We review the NextBase 4061 dash camera
An in-car camera can be useful even if you can drive like a pro
Tired of fellow traffic participants cutting you off? Looking for further proof to present the authorities and insurance officers in the event of a crash, be it a fender bender or a more serious incident? Then an in-car camera might come in handy.
We had the NextBase 4061 dashboard camera for a couple of days, so here’s what we can report.
First things first: the features. On the camera’s back is a 2.7-inch screen but we were more impressed by the 150-degree view angle that makes sure the road ahead (sidewalks included) is adequately covered. But unlike its 4063 peer, it doesn’t offer Wi-Fi and GPS connectivity.

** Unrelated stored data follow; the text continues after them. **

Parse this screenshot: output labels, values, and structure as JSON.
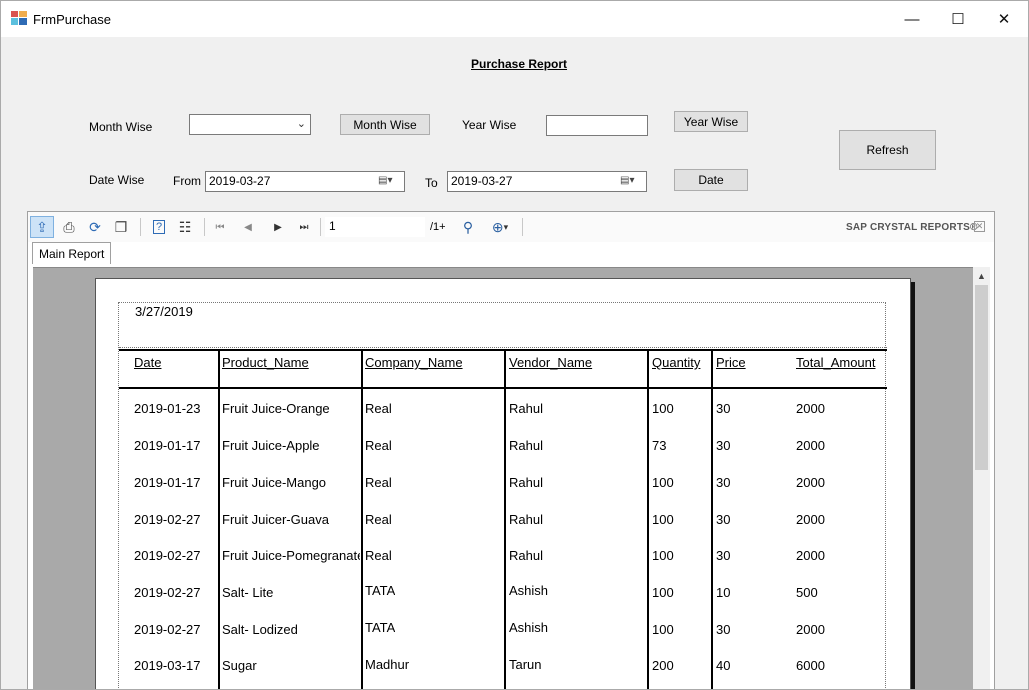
{
  "window": {
    "title": "FrmPurchase",
    "minimize": "—",
    "maximize": "☐",
    "close": "✕"
  },
  "form": {
    "report_title": "Purchase Report",
    "month_wise_label": "Month Wise",
    "month_wise_value": "",
    "month_wise_button": "Month Wise",
    "year_wise_label": "Year Wise",
    "year_wise_value": "",
    "year_wise_button": "Year Wise",
    "refresh_button": "Refresh",
    "date_wise_label": "Date Wise",
    "from_label": "From",
    "from_value": "2019-03-27",
    "to_label": "To",
    "to_value": "2019-03-27",
    "date_button": "Date"
  },
  "viewer": {
    "page_number": "1",
    "page_total": "/1+",
    "brand": "SAP CRYSTAL REPORTS®",
    "tab_main_report": "Main Report",
    "icons": [
      "export-icon",
      "print-icon",
      "refresh-icon",
      "copy-icon",
      "help-icon",
      "group-tree-icon",
      "first-page-icon",
      "previous-page-icon",
      "next-page-icon",
      "last-page-icon",
      "find-icon",
      "zoom-icon"
    ]
  },
  "report": {
    "print_date": "3/27/2019",
    "headers": [
      "Date",
      "Product_Name",
      "Company_Name",
      "Vendor_Name",
      "Quantity",
      "Price",
      "Total_Amount"
    ],
    "rows": [
      [
        "2019-01-23",
        "Fruit Juice-Orange",
        "Real",
        "Rahul",
        "100",
        "30",
        "2000"
      ],
      [
        "2019-01-17",
        "Fruit Juice-Apple",
        "Real",
        "Rahul",
        "73",
        "30",
        "2000"
      ],
      [
        "2019-01-17",
        "Fruit Juice-Mango",
        "Real",
        "Rahul",
        "100",
        "30",
        "2000"
      ],
      [
        "2019-02-27",
        "Fruit Juicer-Guava",
        "Real",
        "Rahul",
        "100",
        "30",
        "2000"
      ],
      [
        "2019-02-27",
        "Fruit Juice-Pomegranate",
        "Real",
        "Rahul",
        "100",
        "30",
        "2000"
      ],
      [
        "2019-02-27",
        "Salt- Lite",
        "TATA",
        "Ashish",
        "100",
        "10",
        "500"
      ],
      [
        "2019-02-27",
        "Salt- Lodized",
        "TATA",
        "Ashish",
        "100",
        "30",
        "2000"
      ],
      [
        "2019-03-17",
        "Sugar",
        "Madhur",
        "Tarun",
        "200",
        "40",
        "6000"
      ]
    ]
  }
}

We also liked the idea of a G sensor that enables file protection. In more details, it detects sudden movements (swift changes of directions or the forces developed during an impact) and stops the current file from being overwritten, thus protecting your recording.
The 2-megapixel CMOS image sensor shoots full HD videos of up to 1920 x 1080 resolution at 30 fps while another useful feature – Motion Detection – starts recording automatically once the car is in motion, but keep in mind that the camera should be connected to a permanent power source otherwise the function won’t work.
Speaking of power sources, the car charger’s cable is rather long and easy to hide (we stashed it inside the glovebox), so it doesn’t alter your line of sight.
What we didn’t like was the camera’s menu: although offering plenty of features, navigating it is a confusing experience. Furthermore, the blackened buttons bring a cheap flavour, and the shabby windshield mounting mechanism and plastic cover only contribute to that feeling.
In any case, for best results make sure you keep the camera’s default settings when filming but also angle it slightly towards the road rather than the sky.
The NextBase DVR 4061 In-Car dash cam starts at €159, but that’s without the SD card. With a 32 GB SD card, the price goes up to €174.50.